The strong promoter resulted in around a tenfold increase in the maximum difference. However, the maximum difference of 3 pM is still too small to be detected by a fluoromter. Since a tenfold increase in mRNA transcription rate resulted in a tenfold increase in the maximum difference, what the mRNA transcription rate would have to be in order to produce a detectable difference in GFP concentration.
We found out that the mRNA promoter would have to be ×100 stronger than the RyhB promoter in order for a detectable difference in GFP concentration. The graph of the maximum difference between non-bacterial and bacterial infections for a range of initial Ent concentrations at this promoter strength is shown below.
This shows that a strong promoter is necessary for our system to work and that it is important that the mRNA promoter is around 100× stronger than the srRNA promoter. The ryhB promoter is already a strong promoter7 and further experiments are necessary in order to see if our reporter system can be designed with the necessary promoter.
If such a promoter were to be designed, we would then use figure 7 to find the optimum Ent concentration. Ent concentrations of 1.5 µM and higher have a negligible difference in GFP concentration between bacterially infected and non-infected blood. This is not surprising as saturating conditions for iron uptake is occurs at 2 uM (see Iron Uptake) so it would result in maximal increase in GFP concentrations and negligible differences. The graph also shows high levels of fluctuations. This could be due to the complex interplay between the iron uptake mechanism, RyhB regulation and intracellular Fe levels. It could also be caused by precision errors since time is discretised, i.e. concentrations are calculated in 1sec time intervals. The maximum difference occurred at 280 nM. At this concentration of Ent, the difference between the infection types would vary over a 2-hour period. The graph of the differences is shown in figure 8 below.
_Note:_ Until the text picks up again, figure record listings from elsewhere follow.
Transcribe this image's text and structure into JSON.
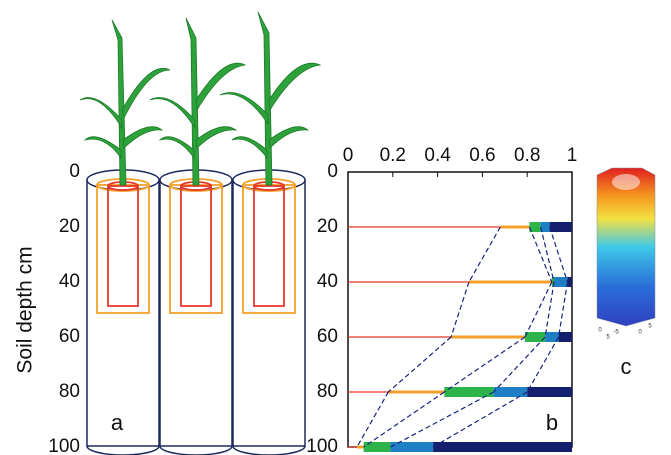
{
  "chart_data": {
    "type": "stacked_barh",
    "y_label": "Soil depth cm",
    "xlim": [
      0,
      1
    ],
    "xticks": [
      0,
      0.2,
      0.4,
      0.6,
      0.8,
      1
    ],
    "ylim": [
      0,
      100
    ],
    "yticks": [
      0,
      20,
      40,
      60,
      80,
      100
    ],
    "y_inverted": true,
    "y": [
      20,
      40,
      60,
      80,
      100
    ],
    "series": [
      {
        "color": "#e8382b",
        "values": [
          0.68,
          0.54,
          0.46,
          0.18,
          0.04
        ]
      },
      {
        "color": "#f5a02a",
        "values": [
          0.13,
          0.37,
          0.33,
          0.25,
          0.03
        ]
      },
      {
        "color": "#2cb34a",
        "values": [
          0.05,
          0.01,
          0.09,
          0.22,
          0.12
        ]
      },
      {
        "color": "#1f7fc4",
        "values": [
          0.04,
          0.06,
          0.06,
          0.15,
          0.19
        ]
      },
      {
        "color": "#141f6e",
        "values": [
          0.1,
          0.02,
          0.06,
          0.2,
          0.62
        ]
      }
    ],
    "connector_color": "#1a237e",
    "panel_labels": [
      "a",
      "b",
      "c"
    ],
    "panel_c_ticks": [
      "0",
      "5",
      "-5",
      "0",
      "5"
    ]
  }
}
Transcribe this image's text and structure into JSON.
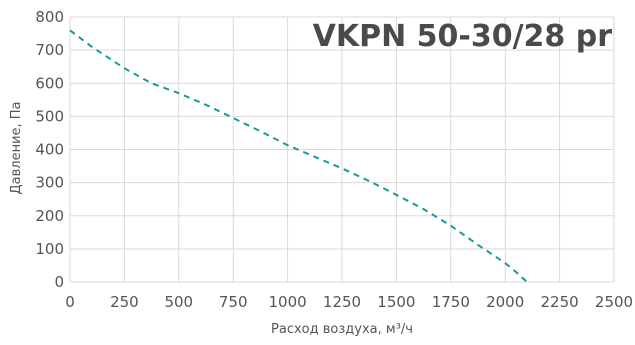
{
  "chart_data": {
    "type": "line",
    "title": "VKPN 50-30/28 pr",
    "xlabel": "Расход воздуха, м³/ч",
    "ylabel": "Давление, Па",
    "xlim": [
      0,
      2500
    ],
    "ylim": [
      0,
      800
    ],
    "x_ticks": [
      0,
      250,
      500,
      750,
      1000,
      1250,
      1500,
      1750,
      2000,
      2250,
      2500
    ],
    "y_ticks": [
      0,
      100,
      200,
      300,
      400,
      500,
      600,
      700,
      800
    ],
    "x_tick_labels": [
      "0",
      "250",
      "500",
      "750",
      "1000",
      "1250",
      "1500",
      "1750",
      "2000",
      "2250",
      "2500"
    ],
    "y_tick_labels": [
      "0",
      "100",
      "200",
      "300",
      "400",
      "500",
      "600",
      "700",
      "800"
    ],
    "grid": true,
    "series": [
      {
        "color": "#1a9a96",
        "style": "dashed",
        "x": [
          0,
          100,
          250,
          375,
          500,
          625,
          750,
          875,
          1000,
          1125,
          1250,
          1375,
          1500,
          1625,
          1750,
          1875,
          2000,
          2050,
          2100
        ],
        "y": [
          760,
          710,
          645,
          600,
          570,
          535,
          495,
          455,
          413,
          378,
          343,
          305,
          263,
          220,
          170,
          112,
          57,
          30,
          0
        ]
      }
    ]
  }
}
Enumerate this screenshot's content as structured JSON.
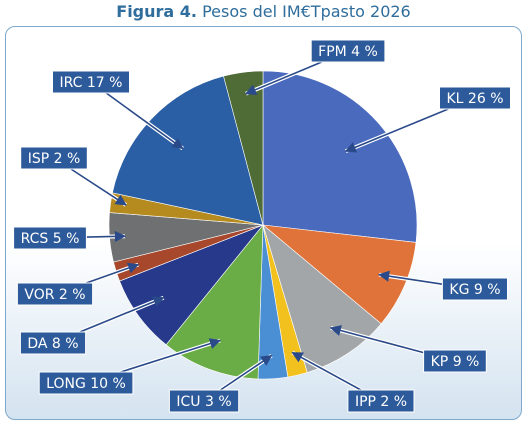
{
  "title": {
    "prefix": "Figura 4.",
    "text": "Pesos del IM€Tpasto 2026"
  },
  "chart_data": {
    "type": "pie",
    "title": "Figura 4. Pesos del IM€Tpasto 2026",
    "slices": [
      {
        "label": "KL 26 %",
        "name": "KL",
        "value": 26,
        "color": "#4a6bbd"
      },
      {
        "label": "KG 9 %",
        "name": "KG",
        "value": 9,
        "color": "#e0733a"
      },
      {
        "label": "KP 9 %",
        "name": "KP",
        "value": 9,
        "color": "#a3a6a8"
      },
      {
        "label": "IPP 2 %",
        "name": "IPP",
        "value": 2,
        "color": "#f2c11e"
      },
      {
        "label": "ICU 3 %",
        "name": "ICU",
        "value": 3,
        "color": "#4a8ed4"
      },
      {
        "label": "LONG 10 %",
        "name": "LONG",
        "value": 10,
        "color": "#6aac45"
      },
      {
        "label": "DA 8 %",
        "name": "DA",
        "value": 8,
        "color": "#26398a"
      },
      {
        "label": "VOR 2 %",
        "name": "VOR",
        "value": 2,
        "color": "#a7472c"
      },
      {
        "label": "RCS 5 %",
        "name": "RCS",
        "value": 5,
        "color": "#6f7072"
      },
      {
        "label": "ISP 2 %",
        "name": "ISP",
        "value": 2,
        "color": "#b58a1e"
      },
      {
        "label": "IRC 17 %",
        "name": "IRC",
        "value": 17,
        "color": "#2a5fa5"
      },
      {
        "label": "FPM 4 %",
        "name": "FPM",
        "value": 4,
        "color": "#4f6b36"
      }
    ],
    "start_angle": "12 o'clock",
    "direction": "clockwise",
    "label_style": "dark blue boxes with white text, arrows pointing to slices"
  }
}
The difference increases until it reaches a maximum at 77 mins. It then decreases, possibly because the bacteria would be starting to reach its steady-state by this time. The minimum detectable difference is 0.1 nM and this occurs at 12 mins. Therefore, if the right construct with the right promoter strength can be designed, our system would be able to detect the difference between blood with viral and bacterial infection in around 12 mins, which is near the desired amount of time specified by the doctor(s) that we spoke to (see Policy & Practices).
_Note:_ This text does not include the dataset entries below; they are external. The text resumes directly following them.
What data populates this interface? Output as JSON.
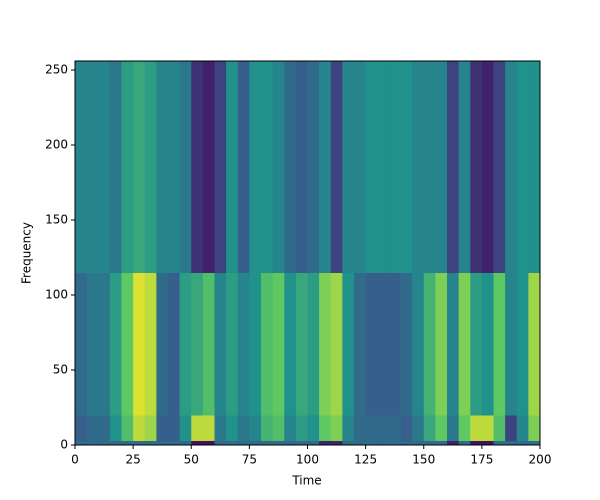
{
  "chart_data": {
    "type": "heatmap",
    "xlabel": "Time",
    "ylabel": "Frequency",
    "xlim": [
      0,
      200
    ],
    "ylim": [
      0,
      256
    ],
    "xticks": [
      0,
      25,
      50,
      75,
      100,
      125,
      150,
      175,
      200
    ],
    "yticks": [
      0,
      50,
      100,
      150,
      200,
      250
    ],
    "y_edges": [
      0,
      3,
      20,
      115,
      256
    ],
    "colormap": "viridis",
    "values": [
      [
        0.35,
        0.35,
        0.35,
        0.35,
        0.35,
        0.35,
        0.35,
        0.35,
        0.35,
        0.35,
        0.05,
        0.05,
        0.35,
        0.35,
        0.35,
        0.35,
        0.35,
        0.35,
        0.35,
        0.35,
        0.35,
        0.1,
        0.1,
        0.35,
        0.35,
        0.35,
        0.35,
        0.35,
        0.35,
        0.35,
        0.35,
        0.35,
        0.1,
        0.35,
        0.05,
        0.05,
        0.35,
        0.35,
        0.35,
        0.35
      ],
      [
        0.3,
        0.35,
        0.35,
        0.5,
        0.7,
        0.9,
        0.85,
        0.3,
        0.3,
        0.5,
        0.9,
        0.9,
        0.4,
        0.5,
        0.4,
        0.45,
        0.65,
        0.7,
        0.45,
        0.55,
        0.5,
        0.75,
        0.8,
        0.45,
        0.35,
        0.35,
        0.35,
        0.35,
        0.3,
        0.4,
        0.6,
        0.75,
        0.4,
        0.75,
        0.9,
        0.9,
        0.7,
        0.2,
        0.45,
        0.8
      ],
      [
        0.35,
        0.4,
        0.4,
        0.55,
        0.75,
        0.95,
        0.9,
        0.35,
        0.3,
        0.55,
        0.6,
        0.7,
        0.45,
        0.55,
        0.45,
        0.5,
        0.7,
        0.75,
        0.5,
        0.6,
        0.55,
        0.8,
        0.85,
        0.5,
        0.35,
        0.3,
        0.3,
        0.3,
        0.35,
        0.45,
        0.65,
        0.8,
        0.45,
        0.8,
        0.55,
        0.5,
        0.75,
        0.45,
        0.5,
        0.85
      ],
      [
        0.45,
        0.45,
        0.45,
        0.4,
        0.55,
        0.6,
        0.55,
        0.45,
        0.45,
        0.4,
        0.15,
        0.1,
        0.2,
        0.5,
        0.3,
        0.5,
        0.5,
        0.45,
        0.35,
        0.3,
        0.35,
        0.45,
        0.2,
        0.45,
        0.45,
        0.5,
        0.5,
        0.5,
        0.5,
        0.45,
        0.45,
        0.45,
        0.2,
        0.45,
        0.15,
        0.1,
        0.2,
        0.45,
        0.5,
        0.5
      ]
    ]
  }
}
A limitation of this model is that it only takes into account the sensitivity of the fluorometer that is available in labs and does not necessarily reflect the sensitivity of the contained in our device (see Final Device). An extension to modelling would be to have some experimental data that calibrates GFP concentration to changes in resistance of the LDR so that we are able to see how changing variables like enterobactin concentration affects the electrical signal produced. Another extension to modelling would be to test the noise of the system to see whether the changes in fluorescence can be detected over the potential noise that this system has.